We are looking for a Data Engineer in Bangalore. This is an amazing opportunity to work in Data engineering environment including Pyspark, databricks, Python, Apache.
About You – experience, education, skills, and accomplishments
- Bachelor's degree in computer science or equivalent experience
- 0-2 years of experience in working in software development
- Good experience in building massively scalable distributed data processing solutions
- Good experience of database design & development.

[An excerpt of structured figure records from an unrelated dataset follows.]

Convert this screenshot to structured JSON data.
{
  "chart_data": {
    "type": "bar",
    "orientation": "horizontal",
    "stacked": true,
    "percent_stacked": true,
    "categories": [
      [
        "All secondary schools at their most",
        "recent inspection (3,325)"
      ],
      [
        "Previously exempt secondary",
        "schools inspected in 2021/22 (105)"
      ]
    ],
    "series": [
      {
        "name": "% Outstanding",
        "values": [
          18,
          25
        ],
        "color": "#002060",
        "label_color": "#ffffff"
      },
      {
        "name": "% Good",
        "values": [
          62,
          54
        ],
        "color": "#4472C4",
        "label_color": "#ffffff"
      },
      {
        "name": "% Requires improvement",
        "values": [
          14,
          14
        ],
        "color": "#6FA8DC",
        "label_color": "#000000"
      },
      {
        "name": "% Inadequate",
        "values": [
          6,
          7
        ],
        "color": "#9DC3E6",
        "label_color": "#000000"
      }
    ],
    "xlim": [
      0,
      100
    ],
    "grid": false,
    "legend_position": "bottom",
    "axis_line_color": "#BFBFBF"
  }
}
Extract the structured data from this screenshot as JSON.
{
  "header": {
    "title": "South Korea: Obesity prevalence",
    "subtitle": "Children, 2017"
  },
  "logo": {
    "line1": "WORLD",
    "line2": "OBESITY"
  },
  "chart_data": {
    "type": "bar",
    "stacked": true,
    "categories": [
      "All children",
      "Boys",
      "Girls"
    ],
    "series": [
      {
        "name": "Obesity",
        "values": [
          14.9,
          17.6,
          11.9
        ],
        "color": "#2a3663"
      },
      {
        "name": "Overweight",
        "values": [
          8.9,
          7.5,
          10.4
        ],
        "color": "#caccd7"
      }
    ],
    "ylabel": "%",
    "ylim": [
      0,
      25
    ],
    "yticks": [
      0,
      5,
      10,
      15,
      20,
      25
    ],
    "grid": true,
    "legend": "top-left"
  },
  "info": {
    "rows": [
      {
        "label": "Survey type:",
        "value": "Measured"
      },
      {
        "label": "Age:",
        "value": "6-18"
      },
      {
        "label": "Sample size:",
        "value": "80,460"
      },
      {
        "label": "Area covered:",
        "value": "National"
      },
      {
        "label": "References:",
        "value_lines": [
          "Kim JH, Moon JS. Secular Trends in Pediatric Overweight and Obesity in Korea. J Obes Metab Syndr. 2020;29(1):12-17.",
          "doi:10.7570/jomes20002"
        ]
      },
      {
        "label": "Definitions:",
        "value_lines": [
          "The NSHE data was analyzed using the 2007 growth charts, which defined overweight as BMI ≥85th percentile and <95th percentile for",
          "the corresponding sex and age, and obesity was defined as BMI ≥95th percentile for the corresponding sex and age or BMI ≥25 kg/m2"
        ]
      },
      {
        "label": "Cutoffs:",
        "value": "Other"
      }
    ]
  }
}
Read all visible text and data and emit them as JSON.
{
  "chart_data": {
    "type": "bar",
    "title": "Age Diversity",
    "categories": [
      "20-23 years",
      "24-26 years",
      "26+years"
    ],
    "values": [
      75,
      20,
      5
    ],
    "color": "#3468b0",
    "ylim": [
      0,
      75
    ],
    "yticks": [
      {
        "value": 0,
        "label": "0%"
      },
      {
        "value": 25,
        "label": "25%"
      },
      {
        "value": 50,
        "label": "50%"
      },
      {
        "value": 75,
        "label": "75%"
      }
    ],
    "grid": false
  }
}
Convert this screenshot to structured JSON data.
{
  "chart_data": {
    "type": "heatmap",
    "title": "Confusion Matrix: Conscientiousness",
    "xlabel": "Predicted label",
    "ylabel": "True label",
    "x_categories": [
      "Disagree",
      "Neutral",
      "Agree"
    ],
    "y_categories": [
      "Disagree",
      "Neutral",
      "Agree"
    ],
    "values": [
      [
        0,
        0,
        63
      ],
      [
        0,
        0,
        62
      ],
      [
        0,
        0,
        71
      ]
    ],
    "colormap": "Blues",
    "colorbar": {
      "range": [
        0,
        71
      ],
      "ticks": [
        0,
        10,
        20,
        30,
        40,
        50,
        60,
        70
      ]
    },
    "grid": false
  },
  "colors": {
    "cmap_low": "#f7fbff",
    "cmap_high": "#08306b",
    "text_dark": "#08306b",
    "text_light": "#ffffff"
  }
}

- Building Data Pipelines & ETL jobs using cloud-native technologies & design patterns
- Experience in designing resilient systems & creating disaster recovery plans
- Working in Master Data Management & designing CMSes, or evaluating 3rd party CMS products
- Working in Agile Scrum or Kanban teams & deploying solutions using Continuous Delivery best practices
- Using automated database migration tools & have strong opinions on version control best practices for SQL scripts.
Area
Must-have skills
Desirable skills in one or more of:
NoSQL/Big Data
- Apache Spark, ElasticSearch
- Spark, ElasticSearch, Cassandra, Hadoop, Apache Hive, Snowflake, Jupiter notebook, databricks stack
RDBMS
- PostgreSQL or Oracle DB experience
- Oracle 11g+, PostgresSQL 9+, AWS RDS
Languages
- Proficient in one or more of: Python, Scala, Java
- Proficient in SQL, PL/SQL, XML, JSON
- Working knowledge in one or more of: Java 6+, Python 2+, JavaScript
Cloud Technologies and Tools
- Experience in designing cloud-based data pipelines & solutions
- AWS: EMR, AWS Glue, S3, EC2, RDS, Aurora PostgreSQL, Lambda.
Also Kubernetes, schedulers, message queues
It would be great if you also had . . .
- Good analytical, verbal and written interpersonal and communication skills due to the number of internal customers they will be required to support
What would you be doing in this role:
- Provide technical thought leadership, compare different technologies to meet business requirements and cost control drivers.
- Work with Business and IT groups to design and deliver a data lake platform.
- Produce & maintain the overall solution design for the entire Data Lake Platform.
- Execution of data strategy, help in the design and architecture of solutions on the platform
- Enforce technical best practices for Big Data management and solutions, from software selection to technical architectures and implementation processes.
- Document and publish best practices, guidelines, and training information.
- Ensures all functional solutions and components of the Data Lake platform service are designed and implemented in a way to always meet SLAs.
- Contributes to the continuous improvement of the support & delivery functions by maintaining awareness of technology developments and making appropriate recommendations to enhance application services.
- Focus on data quality throughout the ETL & data pipelines, driving improvements to data management processes, data storage, and data security to meet the needs of the business and customers
About the Team
You will be joining a team responsible for creating and maintaining internal tools which allows the company to take unstructured data available on the internet into structured data which can then be cross referenced and analyzed. The data will be exposed to multiple products which are in term provided to our customers. You will be interacting with other teams in creating a service mesh structure which communicate through asynchronous queue services hosted in AWS.
Hours of work
- Full-time
- 45 hours per week
- Hybrid working model
At Clarivate, we are committed to providing equal employment opportunities for all qualified persons with respect to hiring, compensation, promotion, training, and other terms, conditions, and privileges of employment. We comply with applicable laws and regulations governing non-discrimination in all locations.